Man kann St. Vincent mit jedem Song auf "All Born Screaming" neu kennenlernen, andere Akzente und Facetten entdecken und die Künstlerin mehr und mehr schätzen lernen. Sie bildet Liebe und Spaß genauso authentisch ab wie Gewalt und Wut. Annie Clark ist erstmalig auch als alleinige Produzentin aufgetreten und hat viel Mühe und Detailarbeit in die Arrangements, ihre ausgezeichnete, kraft- und effektvolle Gitarrenarbeit und ihren schnörkellosen Gesang gesteckt. "Ich musste allein mit mir selbst in einem Raum sitzen, drauflos singen, mit modularen Synthesizern herumspielen, Knöpfe drehen, Stromflüsse umleiten, und dann diese sechs Sekunden ausfindig machen, in denen alles passt - um daraus dann einen ganzen Song zu bauen. Ich bin regelrecht besessen, was Produktionen angeht", erklärt die Künstlerin ihre Akribie beim Basteln an den neuen Liedern. Von ultrazart bis brachial-böse deckt sie ein weites Spektrum an introvertierten und extrovertierten Klängen ab, die eines gemeinsam haben: Sie klingen alle verdammt gut.

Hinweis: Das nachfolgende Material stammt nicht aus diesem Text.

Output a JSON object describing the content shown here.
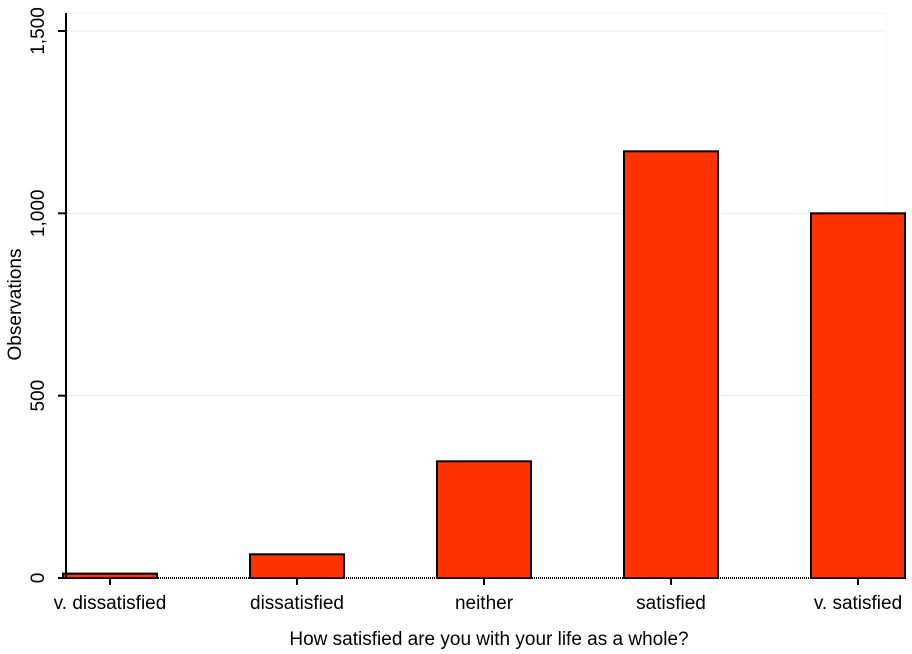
{
  "chart_data": {
    "type": "bar",
    "title": "",
    "xlabel": "How satisfied are you with your life as a whole?",
    "ylabel": "Observations",
    "categories": [
      "v. dissatisfied",
      "dissatisfied",
      "neither",
      "satisfied",
      "v. satisfied"
    ],
    "values": [
      12,
      65,
      320,
      1170,
      1000
    ],
    "ylim": [
      0,
      1500
    ],
    "yticks": [
      0,
      500,
      1000,
      1500
    ],
    "ytick_labels": [
      "0",
      "500",
      "1,000",
      "1,500"
    ],
    "grid": true,
    "bar_color": "#ff3300"
  }
}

Annie Clark alias St. Vincent gibt einem den Glauben an eine Pop-Kultur zurück, die durch den Blick auf das Wesentliche, präzises Einfühlungsvermögen, soundtechnisches Talent und ein umfängliches Pop-historisches Wissen zu unvergänglichen Eindrücken beitragen kann. Sie kann somit den Pop Kopf stehen lassen und maßgeblich zur Entwicklung und Aufwertung der Musiklandschaft beitragen. 

"Ich denke, es ist die Aufgabe eines Künstlers, der psychische Spiegel der Gesellschaft zu sein, in der er lebt, und die innere und äußere Gewalt aufzugreifen und zu versuchen, sie in etwas zu verwandeln, das auf irgendeine verworrene Weise befreiend wirkt. Es ist die Aufgabe eines Künstlers, gefährlich zu sein, besonders in diesen Zeiten", erzählte sie Matt Mitchell vom PASTE-Magazine. Die Formel: "All Born Screaming = Meisterwerk" geht demnach voll auf. Das Album lässt keine Wünsche offen, wenn es um anspruchsvolle Pop-Musik geht.